I’m honestly not sure what the editors of the LA Times are arguing in favor of in their latest editorial. I do know what they’re arguing against: inoculating the rich first. They say they want to prioritize “by need” and here’s their conclusion:
Any healthcare rationing decision is going to be politically fraught, especially when the government is playing a role in the decision-making. The best approach is to ensure that emergency triage, and leaving some people to die in this pandemic, remains a hard-fought but strictly theoretical matter.
If we can’t do that by rapidly increasing our supply and distribution of medical equipment, emergency physicians and specialists, then we do it by holding down the surge. That’s why Americans can tolerate a temporary infringement on personal liberty. That’s why we stay at home instead of going to the movies or to the beach, and why owners of restaurants, bars and other retail businesses have closed their doors: to prevent hospitals from being overwhelmed by critically ill patients, and to not have to take a ventilator away from a patient whose life could be saved.
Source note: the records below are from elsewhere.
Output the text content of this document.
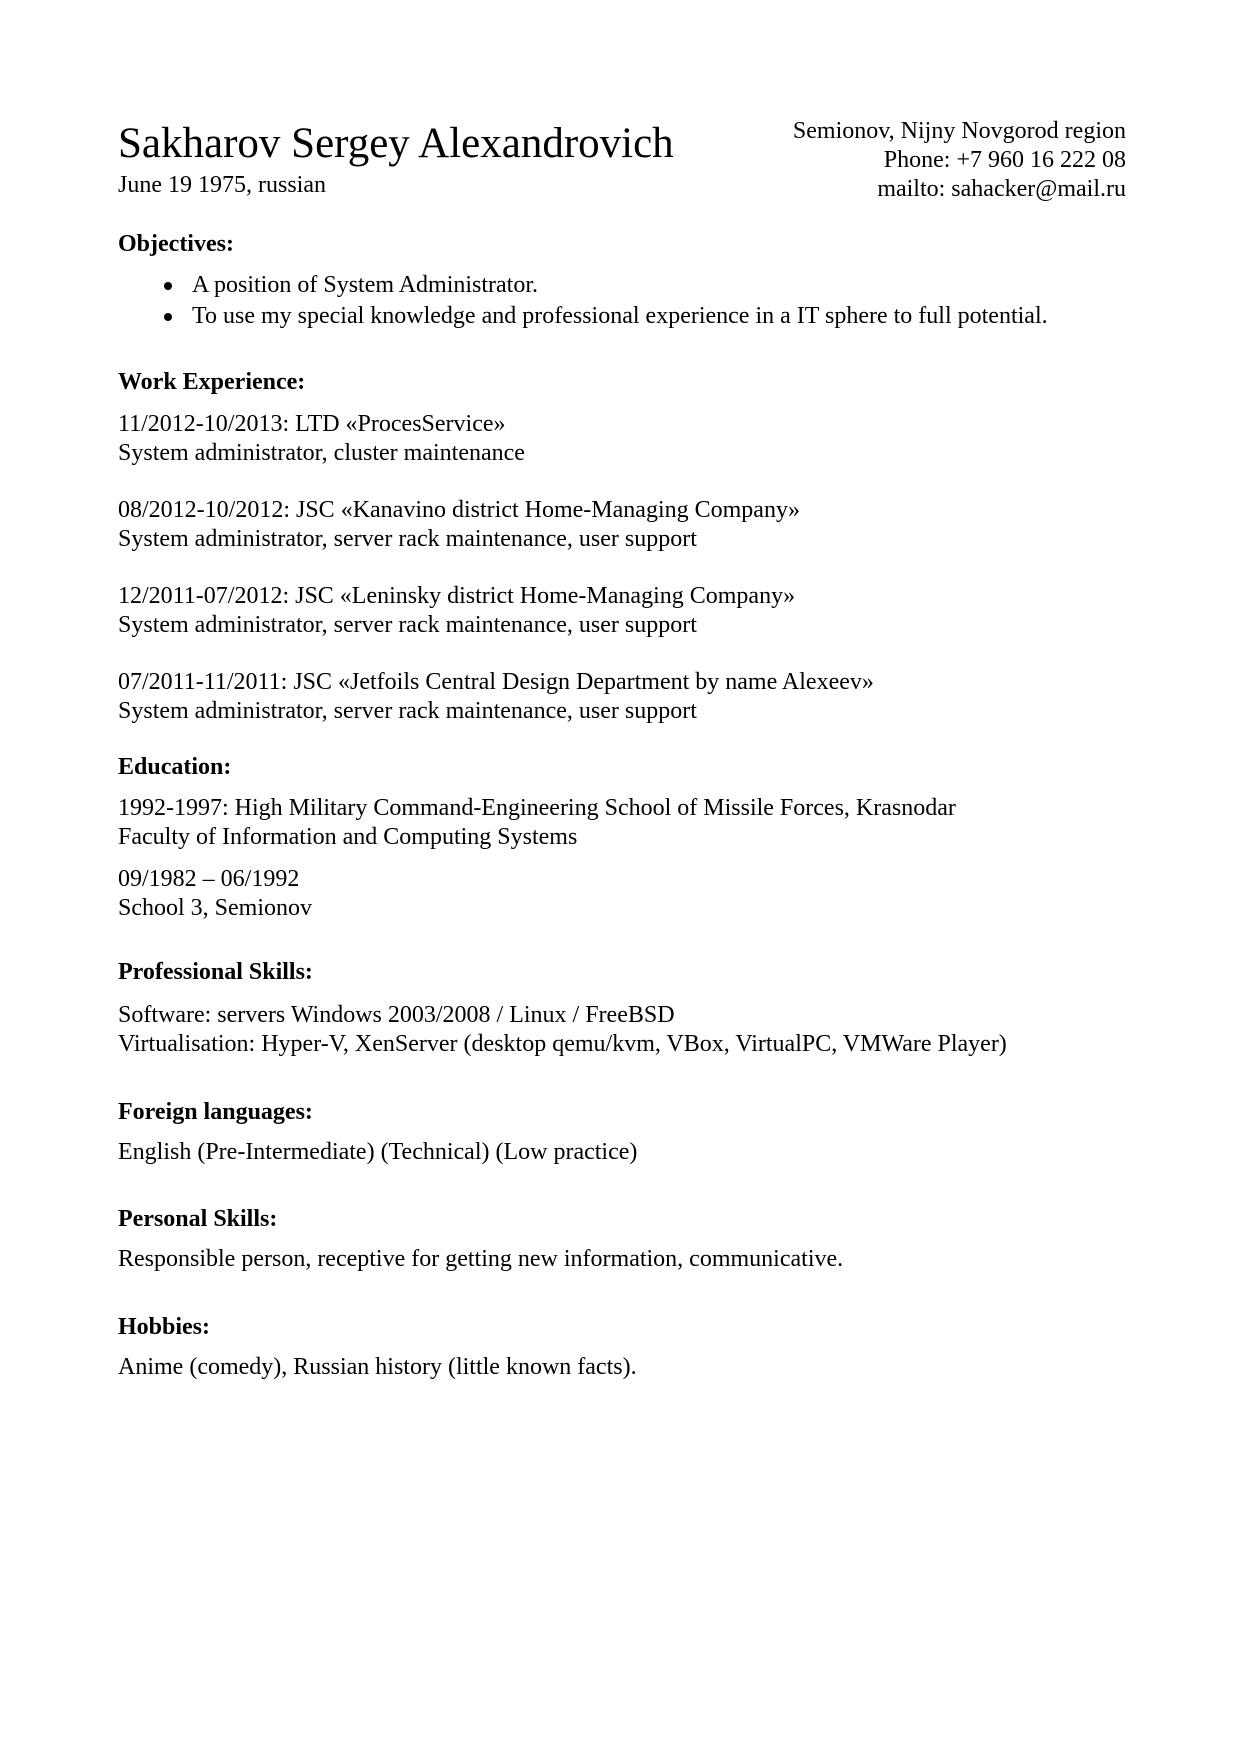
Sakharov Sergey Alexandrovich
June 19 1975, russian
Semionov, Nijny Novgorod region
Phone: +7 960 16 222 08
mailto: sahacker@mail.ru
Objectives:
A position of System Administrator.
To use my special knowledge and professional experience in a IT sphere to full potential.
Work Experience:
11/2012-10/2013: LTD «ProcesService»
System administrator, cluster maintenance
08/2012-10/2012: JSC «Kanavino district Home-Managing Company»
System administrator, server rack maintenance, user support
12/2011-07/2012: JSC «Leninsky district Home-Managing Company»
System administrator, server rack maintenance, user support
07/2011-11/2011: JSC «Jetfoils Central Design Department by name Alexeev»
System administrator, server rack maintenance, user support
Education:
1992-1997: High Military Command-Engineering School of Missile Forces, Krasnodar
Faculty of Information and Computing Systems
09/1982 – 06/1992
School 3, Semionov
Professional Skills:
Software: servers Windows 2003/2008 / Linux / FreeBSD
Virtualisation: Hyper-V, XenServer (desktop qemu/kvm, VBox, VirtualPC, VMWare Player)
Foreign languages:
English (Pre-Intermediate) (Technical) (Low practice)
Personal Skills:
Responsible person, receptive for getting new information, communicative.
Hobbies:
Anime (comedy), Russian history (little known facts).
The economic and social costs are huge. But we pay them in order to reject the process of assigning a different value to different human beings, and to reject the affront to human dignity that such calculations entail.
Before that there’s a lot of hand-wringing about the poor, disenfranchised, and people of color being short-changed.
An old client of mine used to talk about “too many oars in the water” by which he meant trying to accomplish too many conflicting goals at the same time. I think the LA Times has too many oars in the water. Let’s just give one example. A bit fewer than half of all practicing physicians, that’s a half million people, earn enough to put them among the top 1% of income earners, a category referred to as “the rich” by some. Said another way you can’t prioritize health care workers without prioritizing the rich at the same time.
My own view is that the highest priority for using the limited supplies of vaccine should be with those for whom it will do the most good. That means the first priority should be given to frontline health care workers. I also think that, for example, the State of Florida, has erred in prioritizing the elderly. Although they’re more at risk of dying from COVID-19 should they contract it IMO there are just too many of them to prioritize and there are other ways open to reduce the likelihood of contracting the virus than using the limited supplies of vaccine on them. I would inoculate people who work in long-term care facilities (who are disproportionately “people of color” by the way) and shut those facilities as tight as a drum. We don’t even have enough vaccine at this point to inoculate all the health care workers and people who work in long-term care facilities. We can talk about other priorities later. By the way, the elderly have higher wealth than the non-elderly as well. You can’t prioritize the elderly without prioritizing the rich.
I hate to advocate sticks before carrots but it should be made clear to frontline health care workers and people who work in long-term care facilities that they are free to accept or reject inoculation but they’re not free to keep their jobs unless they’re either already contracted COVID-19 and recovered or been inoculated.
Ideas for carrots, anyone?
Meanwhile, complicated rules are just plain foolish. The simpler the better. Setting up elaborate point systems borders on the insane.